Trebuchet

The range of the projectile is $R=v^2 \sin 2\theta/g$ , where $v$ is the initial velocity and $\theta$ is the angle of the velocity vector to the horizontal. The initial velocity is determined by energy conservation, $\frac{1}{2} mv^2 =Mgh-mgh'$ , where $m$ is the mass of the projectile, $M$ is the mass of the counterweight, $h'$ is the elevation of the projectile before it is launched and $h$ is the drop of the counterweight. Therefore $R= 2\left(\frac{M}{m}h-h'\right)\sin 2\theta$ . When the lengths are multiplied by a factor 4, each mass is multiplied by $4^3=64$ , but the ratio of the masses does not change. The heights are multiplied by 4 and the range is multiplied by the same factor.

Let $\alpha$ be the factor around which all lengths are scaled such that $l '= \alpha l$ . Since all masses are proportional to their volume, the mass scales according to $m '= \alpha^3 m$ . Besides lengths and masses, the gravitational acceleration $g = \text{const}$ is the only important quantity.

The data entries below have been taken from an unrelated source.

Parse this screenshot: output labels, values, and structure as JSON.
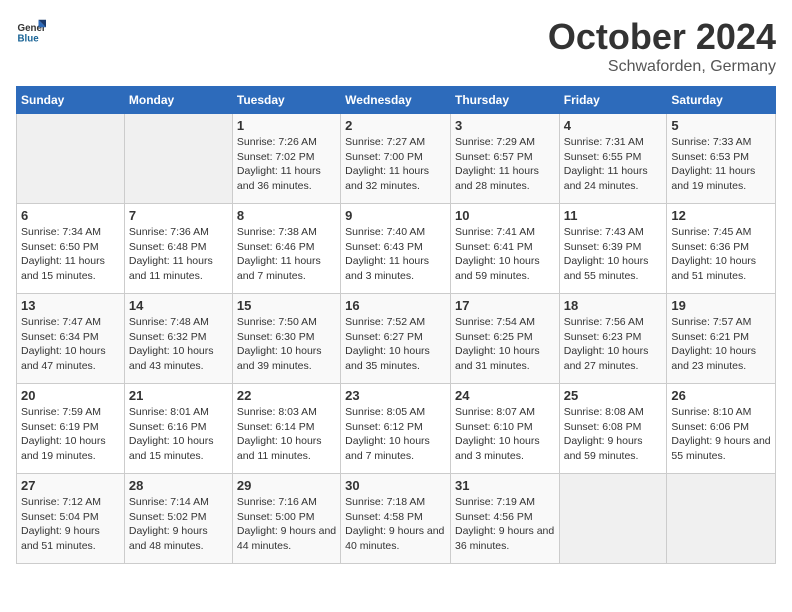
{
  "header": {
    "logo_general": "General",
    "logo_blue": "Blue",
    "title": "October 2024",
    "subtitle": "Schwaforden, Germany"
  },
  "columns": [
    "Sunday",
    "Monday",
    "Tuesday",
    "Wednesday",
    "Thursday",
    "Friday",
    "Saturday"
  ],
  "weeks": [
    [
      {
        "day": "",
        "sunrise": "",
        "sunset": "",
        "daylight": ""
      },
      {
        "day": "",
        "sunrise": "",
        "sunset": "",
        "daylight": ""
      },
      {
        "day": "1",
        "sunrise": "Sunrise: 7:26 AM",
        "sunset": "Sunset: 7:02 PM",
        "daylight": "Daylight: 11 hours and 36 minutes."
      },
      {
        "day": "2",
        "sunrise": "Sunrise: 7:27 AM",
        "sunset": "Sunset: 7:00 PM",
        "daylight": "Daylight: 11 hours and 32 minutes."
      },
      {
        "day": "3",
        "sunrise": "Sunrise: 7:29 AM",
        "sunset": "Sunset: 6:57 PM",
        "daylight": "Daylight: 11 hours and 28 minutes."
      },
      {
        "day": "4",
        "sunrise": "Sunrise: 7:31 AM",
        "sunset": "Sunset: 6:55 PM",
        "daylight": "Daylight: 11 hours and 24 minutes."
      },
      {
        "day": "5",
        "sunrise": "Sunrise: 7:33 AM",
        "sunset": "Sunset: 6:53 PM",
        "daylight": "Daylight: 11 hours and 19 minutes."
      }
    ],
    [
      {
        "day": "6",
        "sunrise": "Sunrise: 7:34 AM",
        "sunset": "Sunset: 6:50 PM",
        "daylight": "Daylight: 11 hours and 15 minutes."
      },
      {
        "day": "7",
        "sunrise": "Sunrise: 7:36 AM",
        "sunset": "Sunset: 6:48 PM",
        "daylight": "Daylight: 11 hours and 11 minutes."
      },
      {
        "day": "8",
        "sunrise": "Sunrise: 7:38 AM",
        "sunset": "Sunset: 6:46 PM",
        "daylight": "Daylight: 11 hours and 7 minutes."
      },
      {
        "day": "9",
        "sunrise": "Sunrise: 7:40 AM",
        "sunset": "Sunset: 6:43 PM",
        "daylight": "Daylight: 11 hours and 3 minutes."
      },
      {
        "day": "10",
        "sunrise": "Sunrise: 7:41 AM",
        "sunset": "Sunset: 6:41 PM",
        "daylight": "Daylight: 10 hours and 59 minutes."
      },
      {
        "day": "11",
        "sunrise": "Sunrise: 7:43 AM",
        "sunset": "Sunset: 6:39 PM",
        "daylight": "Daylight: 10 hours and 55 minutes."
      },
      {
        "day": "12",
        "sunrise": "Sunrise: 7:45 AM",
        "sunset": "Sunset: 6:36 PM",
        "daylight": "Daylight: 10 hours and 51 minutes."
      }
    ],
    [
      {
        "day": "13",
        "sunrise": "Sunrise: 7:47 AM",
        "sunset": "Sunset: 6:34 PM",
        "daylight": "Daylight: 10 hours and 47 minutes."
      },
      {
        "day": "14",
        "sunrise": "Sunrise: 7:48 AM",
        "sunset": "Sunset: 6:32 PM",
        "daylight": "Daylight: 10 hours and 43 minutes."
      },
      {
        "day": "15",
        "sunrise": "Sunrise: 7:50 AM",
        "sunset": "Sunset: 6:30 PM",
        "daylight": "Daylight: 10 hours and 39 minutes."
      },
      {
        "day": "16",
        "sunrise": "Sunrise: 7:52 AM",
        "sunset": "Sunset: 6:27 PM",
        "daylight": "Daylight: 10 hours and 35 minutes."
      },
      {
        "day": "17",
        "sunrise": "Sunrise: 7:54 AM",
        "sunset": "Sunset: 6:25 PM",
        "daylight": "Daylight: 10 hours and 31 minutes."
      },
      {
        "day": "18",
        "sunrise": "Sunrise: 7:56 AM",
        "sunset": "Sunset: 6:23 PM",
        "daylight": "Daylight: 10 hours and 27 minutes."
      },
      {
        "day": "19",
        "sunrise": "Sunrise: 7:57 AM",
        "sunset": "Sunset: 6:21 PM",
        "daylight": "Daylight: 10 hours and 23 minutes."
      }
    ],
    [
      {
        "day": "20",
        "sunrise": "Sunrise: 7:59 AM",
        "sunset": "Sunset: 6:19 PM",
        "daylight": "Daylight: 10 hours and 19 minutes."
      },
      {
        "day": "21",
        "sunrise": "Sunrise: 8:01 AM",
        "sunset": "Sunset: 6:16 PM",
        "daylight": "Daylight: 10 hours and 15 minutes."
      },
      {
        "day": "22",
        "sunrise": "Sunrise: 8:03 AM",
        "sunset": "Sunset: 6:14 PM",
        "daylight": "Daylight: 10 hours and 11 minutes."
      },
      {
        "day": "23",
        "sunrise": "Sunrise: 8:05 AM",
        "sunset": "Sunset: 6:12 PM",
        "daylight": "Daylight: 10 hours and 7 minutes."
      },
      {
        "day": "24",
        "sunrise": "Sunrise: 8:07 AM",
        "sunset": "Sunset: 6:10 PM",
        "daylight": "Daylight: 10 hours and 3 minutes."
      },
      {
        "day": "25",
        "sunrise": "Sunrise: 8:08 AM",
        "sunset": "Sunset: 6:08 PM",
        "daylight": "Daylight: 9 hours and 59 minutes."
      },
      {
        "day": "26",
        "sunrise": "Sunrise: 8:10 AM",
        "sunset": "Sunset: 6:06 PM",
        "daylight": "Daylight: 9 hours and 55 minutes."
      }
    ],
    [
      {
        "day": "27",
        "sunrise": "Sunrise: 7:12 AM",
        "sunset": "Sunset: 5:04 PM",
        "daylight": "Daylight: 9 hours and 51 minutes."
      },
      {
        "day": "28",
        "sunrise": "Sunrise: 7:14 AM",
        "sunset": "Sunset: 5:02 PM",
        "daylight": "Daylight: 9 hours and 48 minutes."
      },
      {
        "day": "29",
        "sunrise": "Sunrise: 7:16 AM",
        "sunset": "Sunset: 5:00 PM",
        "daylight": "Daylight: 9 hours and 44 minutes."
      },
      {
        "day": "30",
        "sunrise": "Sunrise: 7:18 AM",
        "sunset": "Sunset: 4:58 PM",
        "daylight": "Daylight: 9 hours and 40 minutes."
      },
      {
        "day": "31",
        "sunrise": "Sunrise: 7:19 AM",
        "sunset": "Sunset: 4:56 PM",
        "daylight": "Daylight: 9 hours and 36 minutes."
      },
      {
        "day": "",
        "sunrise": "",
        "sunset": "",
        "daylight": ""
      },
      {
        "day": "",
        "sunrise": "",
        "sunset": "",
        "daylight": ""
      }
    ]
  ]
}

Solution 1: Dimensional analysis

In simple terms, the trebuchet consists of two masses $m_1$ and $m_2$ and a lever arm with the lengths $l_1$ and $l_2$ . The only dimensionless quantities that can be formed from this are the ratios $\mu = m_1/m_2$ and $\lambda = l_1 / l_2$ , which are independent of $\alpha$ . Thus, the maximum range $s$ of the catapult can be represented by $s = l_1 \cdot f(\mu, \lambda)$ where $f(\mu, \lambda$ ) is an dimensionless function. In particular, $s \propto l_1 \propto \alpha$ So if you build a catapult, which is larger by a factor of 4, the result is a factor of 4 greater range.

Here, we assumed that there is no air resistance. If, for example, there is a frictional force $F_r = - c v^2$ with the coefficient of friction $c$ with the unit kg / m, then another dimensionless quantity $\gamma = c l_1/m_1 \propto \alpha^{-2}$ can be formed, which explicitly depends on the dimension $\alpha$ of the catapult. In this case, without a physical model, no statement about the range of the catapult would be possible.

Solution 2: Physical modelling

The energy source of the trebuchet is the potential energy of the counterweight with the mass $m_1$ . If $l_1$ is the length of the short lever arm, this results in a potential energy of $E_\text{pot} \propto m_1 g l_1 \propto \alpha^4$ When the projectile is thrown, the counterweight is practically in free fall, so that practically all the potential energy is converted into kinetic energy of the mass $m_1$ .(Provided, that the masses of the lever arm and the projectile are negligible small.) $\begin{aligned} E_\text{kin} &= \frac{1}{2} m_1 v_1^2 \approx E_\text{pot} \\ \Rightarrow \quad v_1 &\propto \alpha^{1/2} \end{aligned}$ The movement of the counterweight is transmitted via the lever arm to the stone of the mass $m_2$ . Thus, for its speed also applies $v_2 \approx v_1 \frac{l_2}{l_1} \propto \alpha^{1/2}$ with the length $l_2$ of the long lever arm. If the projectile is thrown with the initial velocity $v_2$ , then with an optimal throw angle of $\theta = 45^\circ$ we get an distance $\begin{aligned} s &= 2 \frac{v_2^2}{g} \\ \Rightarrow \quad s & \propto v_2^2 \propto \alpha \end{aligned}$ (Here we have assumed that gravitation is the only force acting on the projectile and in particular that there is no air friction.)